The ablation compares two types of naive estimators, clarifying the physics model's value depending on context:
| Criterion | Physics model | Individual naive | Population naive |
|---|---|---|---|
| History required | None | Yes (same format) | None |
| Decomposition | By discipline + segments | Total only | Total only |
| Course adaptation | Profile, weather, conditions | None | None |
| MAPE global | 6.1 % | 6.0 % (n=353) | 7.9 % |
| MedAE global | 17 min | 19 min | 25 min |
| % erreurs >30 min | 29.9 % | 34.8 % | 42.1 % |
Key takeaways:
Across 511 real results covering 93 athletes and 24 courses, the Wattness engine shows generally solid accuracy, particularly for elite and competitive profiles, with a clear gain when personal history is available. Results should be interpreted with caution for age-groupers due to a still limited sample size.

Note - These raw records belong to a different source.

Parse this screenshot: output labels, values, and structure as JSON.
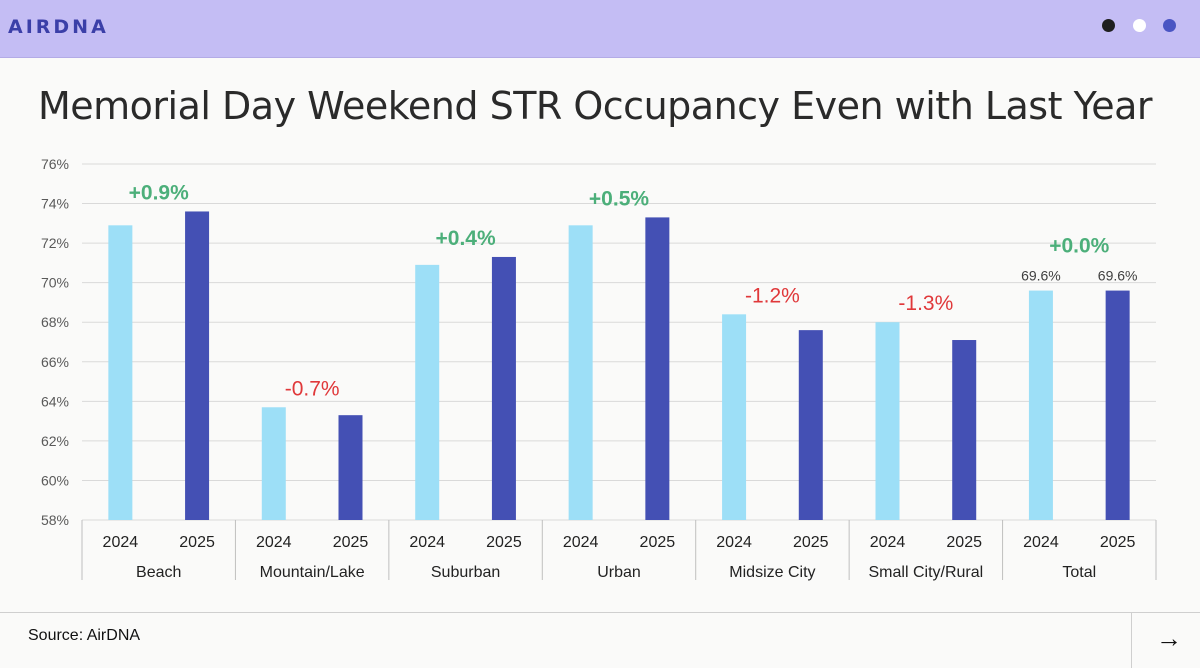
{
  "brand": {
    "logo_text": "AIRDNA",
    "header_dots": [
      "#1f1f1f",
      "#ffffff",
      "#4a55c3"
    ]
  },
  "page": {
    "title": "Memorial Day Weekend STR Occupancy Even with Last Year",
    "source": "Source: AirDNA",
    "next_icon": "arrow-right-icon",
    "next_glyph": "→"
  },
  "colors": {
    "series_2024": "#9ddff7",
    "series_2025": "#4450b4",
    "positive": "#4caf7a",
    "negative": "#e0383a"
  },
  "chart_data": {
    "type": "bar",
    "title": "Memorial Day Weekend STR Occupancy Even with Last Year",
    "xlabel": "",
    "ylabel": "",
    "ylim": [
      58,
      76
    ],
    "yticks": [
      "58%",
      "60%",
      "62%",
      "64%",
      "66%",
      "68%",
      "70%",
      "72%",
      "74%",
      "76%"
    ],
    "grid": true,
    "groups": [
      "Beach",
      "Mountain/Lake",
      "Suburban",
      "Urban",
      "Midsize City",
      "Small City/Rural",
      "Total"
    ],
    "sub_categories": [
      "2024",
      "2025"
    ],
    "series": [
      {
        "name": "2024",
        "values": [
          72.9,
          63.7,
          70.9,
          72.9,
          68.4,
          68.0,
          69.6
        ]
      },
      {
        "name": "2025",
        "values": [
          73.6,
          63.3,
          71.3,
          73.3,
          67.6,
          67.1,
          69.6
        ]
      }
    ],
    "change_labels": [
      "+0.9%",
      "-0.7%",
      "+0.4%",
      "+0.5%",
      "-1.2%",
      "-1.3%",
      "+0.0%"
    ],
    "change_signs": [
      "positive",
      "negative",
      "positive",
      "positive",
      "negative",
      "negative",
      "positive"
    ],
    "data_labels": [
      {
        "group": "Total",
        "series": "2024",
        "text": "69.6%"
      },
      {
        "group": "Total",
        "series": "2025",
        "text": "69.6%"
      }
    ]
  }
}
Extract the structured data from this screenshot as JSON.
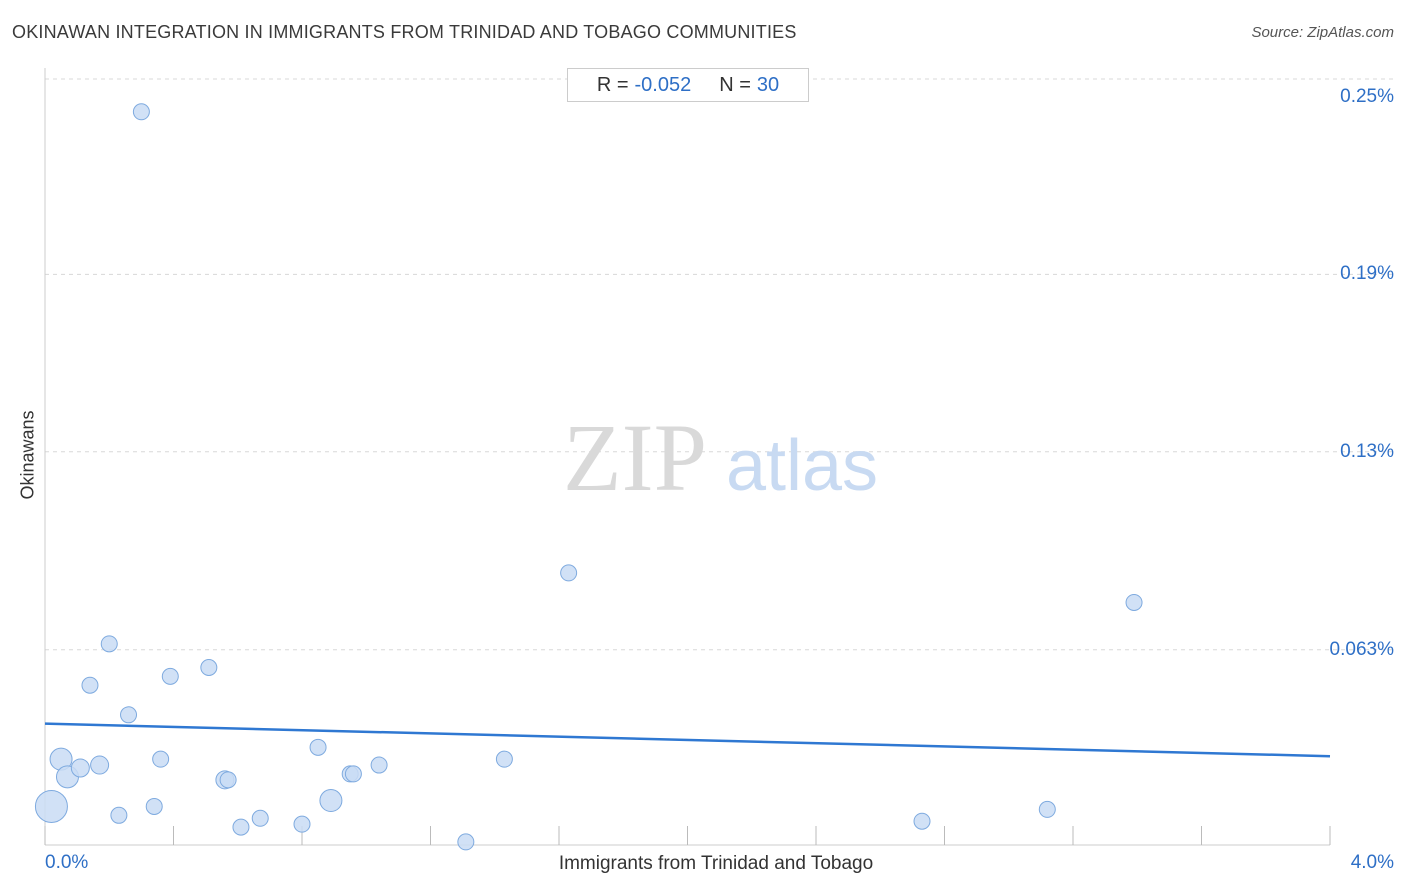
{
  "header": {
    "title": "OKINAWAN INTEGRATION IN IMMIGRANTS FROM TRINIDAD AND TOBAGO COMMUNITIES",
    "source": "Source: ZipAtlas.com"
  },
  "stats": {
    "r_label": "R =",
    "r_value": "-0.052",
    "n_label": "N =",
    "n_value": "30"
  },
  "watermark": {
    "zip": "ZIP",
    "atlas": "atlas"
  },
  "colors": {
    "point_fill": "#c9dcf4",
    "point_stroke": "#7eaadf",
    "trend_line": "#2f78d2",
    "tick_text": "#2e6fc6",
    "grid": "#d8d8d8"
  },
  "chart_data": {
    "type": "scatter",
    "xlabel": "Immigrants from Trinidad and Tobago",
    "ylabel": "Okinawans",
    "xlim": [
      0,
      4.0
    ],
    "ylim": [
      0,
      0.25
    ],
    "x_tick_labels": [
      "0.0%",
      "4.0%"
    ],
    "y_ticks": [
      0.25,
      0.19,
      0.13,
      0.063
    ],
    "y_tick_labels": [
      "0.25%",
      "0.19%",
      "0.13%",
      "0.063%"
    ],
    "grid": true,
    "trend": {
      "x": [
        0,
        4.0
      ],
      "y": [
        0.038,
        0.027
      ]
    },
    "points": [
      {
        "x": 0.02,
        "y": 0.01,
        "size": 16
      },
      {
        "x": 0.05,
        "y": 0.026,
        "size": 11
      },
      {
        "x": 0.07,
        "y": 0.02,
        "size": 11
      },
      {
        "x": 0.11,
        "y": 0.023,
        "size": 9
      },
      {
        "x": 0.14,
        "y": 0.051,
        "size": 8
      },
      {
        "x": 0.17,
        "y": 0.024,
        "size": 9
      },
      {
        "x": 0.2,
        "y": 0.065,
        "size": 8
      },
      {
        "x": 0.23,
        "y": 0.007,
        "size": 8
      },
      {
        "x": 0.26,
        "y": 0.041,
        "size": 8
      },
      {
        "x": 0.3,
        "y": 0.245,
        "size": 8
      },
      {
        "x": 0.34,
        "y": 0.01,
        "size": 8
      },
      {
        "x": 0.36,
        "y": 0.026,
        "size": 8
      },
      {
        "x": 0.39,
        "y": 0.054,
        "size": 8
      },
      {
        "x": 0.51,
        "y": 0.057,
        "size": 8
      },
      {
        "x": 0.56,
        "y": 0.019,
        "size": 9
      },
      {
        "x": 0.57,
        "y": 0.019,
        "size": 8
      },
      {
        "x": 0.61,
        "y": 0.003,
        "size": 8
      },
      {
        "x": 0.67,
        "y": 0.006,
        "size": 8
      },
      {
        "x": 0.8,
        "y": 0.004,
        "size": 8
      },
      {
        "x": 0.85,
        "y": 0.03,
        "size": 8
      },
      {
        "x": 0.89,
        "y": 0.012,
        "size": 11
      },
      {
        "x": 0.95,
        "y": 0.021,
        "size": 8
      },
      {
        "x": 0.96,
        "y": 0.021,
        "size": 8
      },
      {
        "x": 1.04,
        "y": 0.024,
        "size": 8
      },
      {
        "x": 1.31,
        "y": -0.002,
        "size": 8
      },
      {
        "x": 1.43,
        "y": 0.026,
        "size": 8
      },
      {
        "x": 1.63,
        "y": 0.089,
        "size": 8
      },
      {
        "x": 2.73,
        "y": 0.005,
        "size": 8
      },
      {
        "x": 3.12,
        "y": 0.009,
        "size": 8
      },
      {
        "x": 3.39,
        "y": 0.079,
        "size": 8
      }
    ]
  }
}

| Profile | Free (MAPE) | Free (MedAE) | Personalized (MAPE) | Best case |
|---|---|---|---|---|
| Elite | 4.6 % | 14 min | 4.4 % | 3.3 % |
| Competitive | 5.5 % | 17 min | 5.4 % | 4.9 % |
| Age-group | 14.0 % | 59 min | 11.8 % | 7.3 % (n=15) |
The engine's value goes beyond its overall MAPE. The ablation study confirms that the physics model clearly outperforms a naive estimator without history (MAPE 6.1 % vs 7.9 %, >30min error rate 30 % vs 42 %), and that heat and coupling modules deliver real value for elites. Its value also lies in its per-discipline decomposition (enabling an actionable race plan), its course-specific adaptation (elevation, weather, technicality), and its ability to work without history — three properties a simple statistical estimator cannot offer.
The model is under continuous improvement. Priority areas are historical threshold storage (to eliminate temporal bias, the main error driver for age-groupers), improved extreme heat modeling (competitive overcorrection), and expanding the dataset for age-group profiles.
[1] Rust, C.A. et al. (2021). "What Is the Best Discipline to Predict Overall Triathlon Performance?" Frontiers in Physiology, 12, 654552.
[2] Ely, M.R. et al. (2007). "Impact of Weather on Marathon-Running Performance." Medicine & Science in Sports & Exercise, 39(3), 487-493.
[3] Minetti, A.E. et al. (2002). "Energy cost of walking and running at extreme uphill and downhill slopes." Journal of Applied Physiology, 93(3), 1039-1046.
[4] Hausswirth, C. & Brisswalter, J. (2008). "Strategies for improving performance in long duration events." Sports Medicine, 38(11), 881-891.
[5] Millet, G.P. & Vleck, V.E. (2000). "Physiological and biomechanical adaptations to the cycle to run transition in Olympic triathlon." British Journal of Sports Medicine, 34(5), 384-390.
[6] Blocken, B. et al. (2018). "CFD simulations of the aerodynamic drag of two drafting cyclists." Computers & Fluids, 171, 209-229.
[7] Chatard, J.C. et al. (1998). "Analysis of body composition, swimming performance and estimated energy expenditure." European Journal of Applied Physiology, 78(2), 109-113.
[8] Coggan, A.R. (2003). "Training and racing using a power meter." Training Peaks whitepaper.